İlk başlarda romanda çok fazla karakter varmış gibi duruyor. Hatta zaman zaman karakterlerin isimlerini karıştırabiliyor insan fakat sonlara doğru kim kimdir, kim necidir gayet iyi anlaşılıyor. O baştaki karmaşa da kurgunun bir parçasıymışçasına okuyucunun oradan oraya daha bir merakla savrulup da sayfaları çevirmesine neden oluyor.


Kitabın türünü belirtmek gerekirse cinayet de var, gerilim de var, alavere de dalavere de var. Açıkçası ortaya karışık harika bir şey. Yani benim açımdan kitabı okumak harika vakit geçirmiş olmak demekti. Sürükleyici oluşu, akıcı bir dille yazılışı da büyük bir artısıydı hani.

Kitabın konusuna da kısa bir şekilde değinecek olursam :
"Dublindeki bir parkta ölü bir kız ceseti bulunuyor ve ardından da parktan üstü başı kanla yıkanmış birinin koşarak kaçtığı haberi duyuluyor. 
Parkta ölü olarak bulunan kızın ise Mercy Hastanesinin başına kısa süre önce getirilen ve büyük bir projenin başında olan bir doktorun olduğu anlaşılıyor.

Bu proje kalp hastalıklarıyla ilgili ve eğer projenin sonuçlarının çok iyi olduğu kanıtlanabilirse bu projenin başında olan ekip çok iyi bir bağış alacak. Bu yüzden cinayet projenin başındaki ekibin canını bir hayli sıkacak.

Yine bu projenin başındakilerin haricinden hematolojide çalışan Frank Clansy ise hastalarından bir kaçında milyonda bir görülen bir hastalığın aniden ortaya çıktığını fark edecek. Milyonda bir olasılıklı bu hastalıkla bir ayda bir kaç hastada birden karşılasınca Frank Clansy'in merak duygusu körüklenecek ve bu işin peşine düşecek. 

Bir cinayet, bir proje ve hiç beklenmedik bir hastalığın birleşiminde akıp giden bir roman... "

Bu kitabı okurken soluğunuzu tutacaksınız.
Yazar okuyucuyu her bir satırda merakla sürüklüyor bir sonraki satıra. 

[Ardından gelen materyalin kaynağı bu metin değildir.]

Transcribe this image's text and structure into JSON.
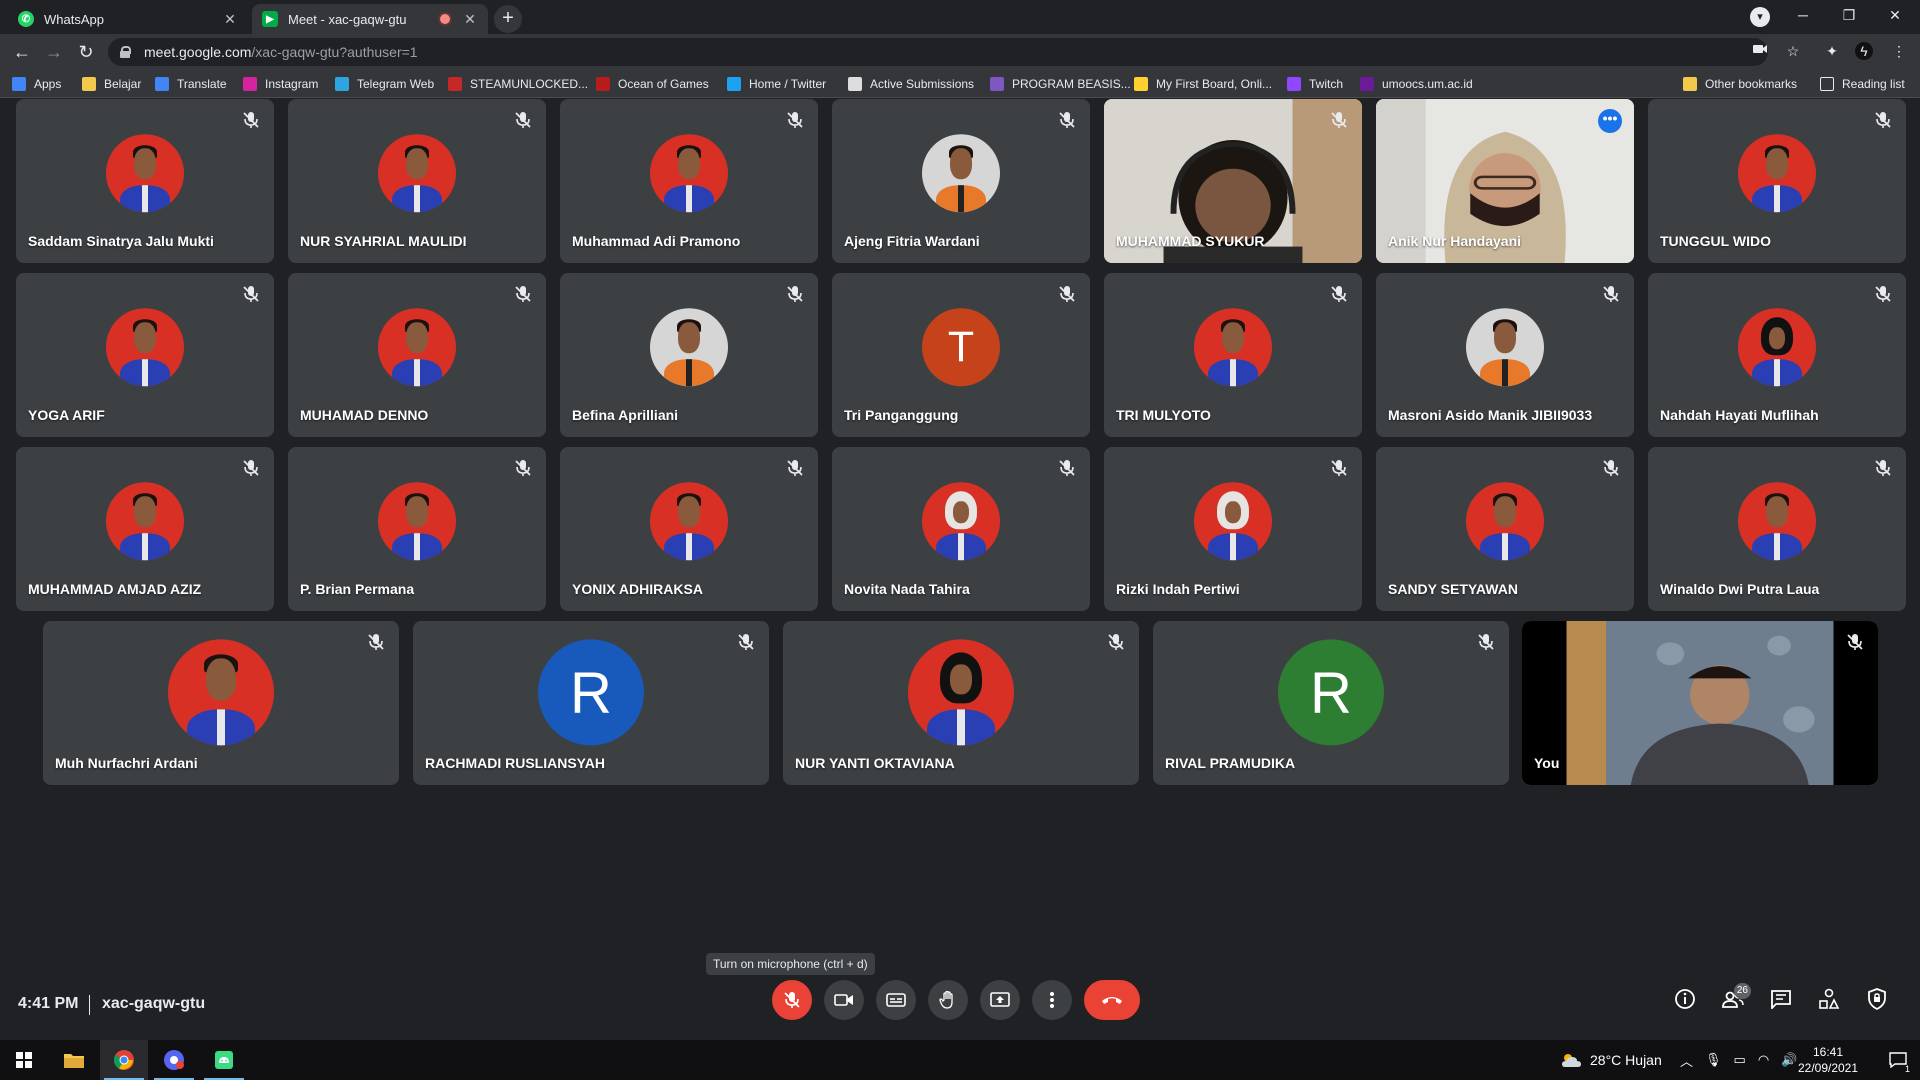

Yazıma kitaptan ufak bir alıntıyla son vermek istiyorum:

"Eğer morgun dili olsaydı da konuşabilseydi kim bilir o derin ses tonuyla neler anlatırdı. Ama duvarlar sessizdi, ölülerin sırları güvendeydi."

Kitabın Adı: Soğuk Çelik
Kitabın Yazarı: Paul Carson
Çevirmen: Erdem Atik
Yayınevi: Altın Bilek Yayınları

22 Aralık 2013 Pazar

Ölüler Hesap Sorabilir...

"Ölüler hesap sorabilir" demişti Minik. Cidden ölüler hesap sorabilir mi? Gerçek hayattan göçüp gitmiş, toprak olmuş insanların ruhları yaşayanlardan hesap sorabilir mi?

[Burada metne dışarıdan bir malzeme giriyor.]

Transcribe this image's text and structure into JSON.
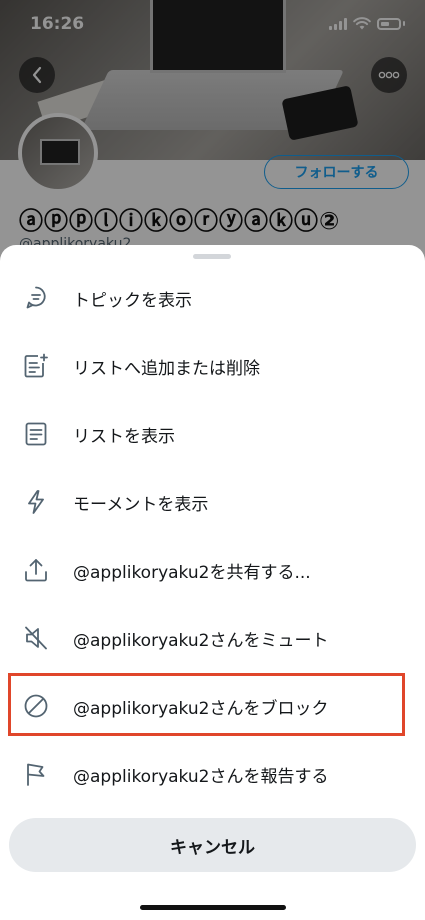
{
  "status_bar": {
    "time": "16:26"
  },
  "profile": {
    "display_name": "ⓐⓟⓟⓛⓘⓚⓞⓡⓨⓐⓚⓤ②",
    "handle": "@applikoryaku2",
    "follow_label": "フォローする",
    "back_icon": "chevron-left-icon",
    "more_icon": "more-horizontal-icon"
  },
  "colors": {
    "accent": "#1da1f2",
    "highlight": "#e0462a",
    "sheet_text": "#14171a",
    "icon_color": "#536471"
  },
  "menu": {
    "items": [
      {
        "label": "トピックを表示",
        "icon": "topic-icon"
      },
      {
        "label": "リストへ追加または削除",
        "icon": "list-add-icon"
      },
      {
        "label": "リストを表示",
        "icon": "list-icon"
      },
      {
        "label": "モーメントを表示",
        "icon": "lightning-icon"
      },
      {
        "label": "@applikoryaku2を共有する...",
        "icon": "share-icon"
      },
      {
        "label": "@applikoryaku2さんをミュート",
        "icon": "mute-icon"
      },
      {
        "label": "@applikoryaku2さんをブロック",
        "icon": "block-icon"
      },
      {
        "label": "@applikoryaku2さんを報告する",
        "icon": "flag-icon"
      }
    ],
    "cancel_label": "キャンセル"
  }
}
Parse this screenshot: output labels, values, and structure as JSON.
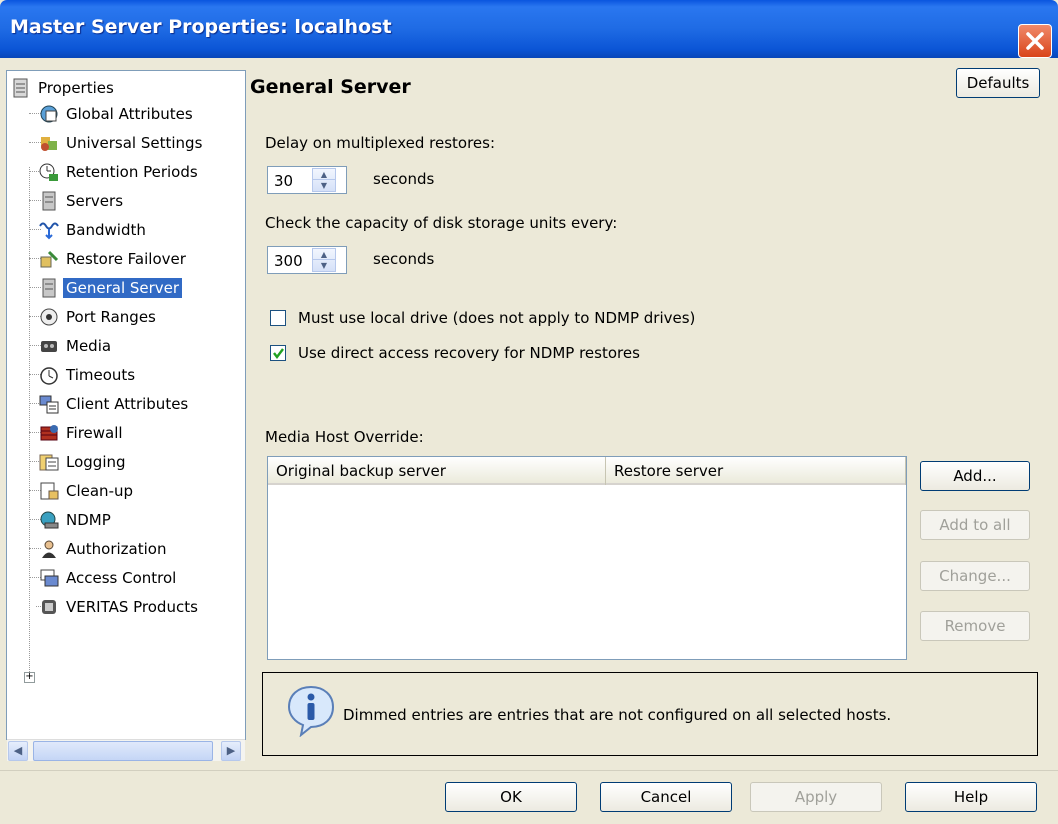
{
  "window": {
    "title": "Master Server Properties: localhost"
  },
  "tree": {
    "root_label": "Properties",
    "items": [
      {
        "label": "Global Attributes",
        "icon": "globe-calendar-icon"
      },
      {
        "label": "Universal Settings",
        "icon": "puzzle-gear-icon"
      },
      {
        "label": "Retention Periods",
        "icon": "clock-icon"
      },
      {
        "label": "Servers",
        "icon": "server-icon"
      },
      {
        "label": "Bandwidth",
        "icon": "bandwidth-icon"
      },
      {
        "label": "Restore Failover",
        "icon": "restore-failover-icon"
      },
      {
        "label": "General Server",
        "icon": "server-icon",
        "selected": true
      },
      {
        "label": "Port Ranges",
        "icon": "port-icon"
      },
      {
        "label": "Media",
        "icon": "media-icon"
      },
      {
        "label": "Timeouts",
        "icon": "timer-icon"
      },
      {
        "label": "Client Attributes",
        "icon": "client-icon"
      },
      {
        "label": "Firewall",
        "icon": "firewall-icon"
      },
      {
        "label": "Logging",
        "icon": "logging-icon"
      },
      {
        "label": "Clean-up",
        "icon": "cleanup-icon"
      },
      {
        "label": "NDMP",
        "icon": "ndmp-icon"
      },
      {
        "label": "Authorization",
        "icon": "authorization-icon"
      },
      {
        "label": "Access Control",
        "icon": "access-control-icon"
      },
      {
        "label": "VERITAS Products",
        "icon": "veritas-icon"
      }
    ]
  },
  "panel": {
    "title": "General Server",
    "defaults_label": "Defaults",
    "delay_label": "Delay on multiplexed restores:",
    "delay_value": "30",
    "delay_unit": "seconds",
    "capacity_label": "Check the capacity of disk storage units every:",
    "capacity_value": "300",
    "capacity_unit": "seconds",
    "local_drive_label": "Must use local drive (does not apply to NDMP drives)",
    "local_drive_checked": false,
    "direct_access_label": "Use direct access recovery for NDMP restores",
    "direct_access_checked": true,
    "media_host_label": "Media Host Override:",
    "columns": [
      "Original backup server",
      "Restore server"
    ],
    "add_label": "Add...",
    "add_all_label": "Add to all",
    "change_label": "Change...",
    "remove_label": "Remove",
    "info_text": "Dimmed entries are entries that are not configured on all selected hosts."
  },
  "footer": {
    "ok": "OK",
    "cancel": "Cancel",
    "apply": "Apply",
    "help": "Help"
  }
}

Peki bu insanları gerçek hayata sıkı sıkı bağlayan, hayattan vazgeçip yok olmalarına engel olan şey nedir? Öfke mi, ihanet mi, yaşanmışlıklar mı, yaşayamadıkları mı? Ne, ne, neeeee? Hangisi? Hangi seçenek onları sıkı sıkıya bugüne tutkun bırakır? Nedir vazgeçilmez olan şey bugünde?

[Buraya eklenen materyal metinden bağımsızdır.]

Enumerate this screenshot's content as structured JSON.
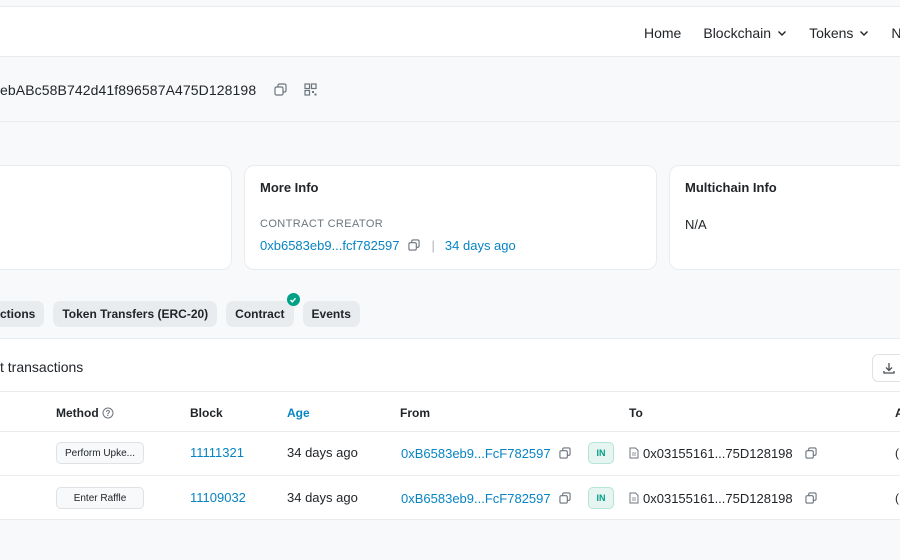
{
  "nav": {
    "items": [
      {
        "label": "Home",
        "has_dropdown": false
      },
      {
        "label": "Blockchain",
        "has_dropdown": true
      },
      {
        "label": "Tokens",
        "has_dropdown": true
      },
      {
        "label": "N",
        "has_dropdown": false
      }
    ]
  },
  "address": {
    "text": "ebABc58B742d41f896587A475D128198",
    "copy_icon": "copy-icon",
    "qr_icon": "qr-code-icon"
  },
  "cards": {
    "more_info": {
      "title": "More Info",
      "creator_label": "CONTRACT CREATOR",
      "creator_address": "0xb6583eb9...fcf782597",
      "separator": "|",
      "creator_age": "34 days ago"
    },
    "multichain": {
      "title": "Multichain Info",
      "value": "N/A"
    }
  },
  "tabs": [
    {
      "label": "ctions"
    },
    {
      "label": "Token Transfers (ERC-20)"
    },
    {
      "label": "Contract",
      "verified": true
    },
    {
      "label": "Events"
    }
  ],
  "transactions": {
    "title": "t transactions",
    "columns": {
      "method": "Method",
      "block": "Block",
      "age": "Age",
      "from": "From",
      "to": "To",
      "edge": "A"
    },
    "rows": [
      {
        "method": "Perform Upke...",
        "block": "11111321",
        "age": "34 days ago",
        "from": "0xB6583eb9...FcF782597",
        "direction": "IN",
        "to": "0x03155161...75D128198",
        "edge": "("
      },
      {
        "method": "Enter Raffle",
        "block": "11109032",
        "age": "34 days ago",
        "from": "0xB6583eb9...FcF782597",
        "direction": "IN",
        "to": "0x03155161...75D128198",
        "edge": "("
      }
    ]
  },
  "colors": {
    "link": "#0784c3",
    "success": "#00a186",
    "muted": "#6c757d",
    "border": "#e9ecef",
    "background": "#f8f9fa"
  }
}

Korku buram buram yanık kokuyordu o evde. Tuvallerde renk renk desen desen canlanıyordu geçmiş. Özgürlük yanlış bir kelime hatasıydı çarpıkça duran tabelada "Patatezler"...

Arkadaşlığın önemiydi belki de insanları birbirine bağlayan... Ya da, ya da bir topluluğa ait olma arsuzuyla arkadaşlığa bile ihanet etmekti arkadaşlığın değeri...

Ve bir an gelirdi ki sırlar sır olmaktan çıkar acı cinayetlerin çözülmesi uğruna dilden dile dolaşırdı.

"Yakından bakınca Del'in resminin yüzlerce minik noktadan oluştuğunu fark ettim; havadan geçip televizyonumuza kadar ulaşmış siyah ve beyaz pikseller. Ve ben de tıpkı onun gibi parçalara ayrılacaktım ve kimse beni bir daha tekrar on yaşında bir kıza benzeyecek şekilde bir araya getiremeyecekti" diye düşünür Kate ve geçmişe bir sünger çekmek istercesine kaçarak uzaklaşır New Hope'tan ve acı hatıralardan...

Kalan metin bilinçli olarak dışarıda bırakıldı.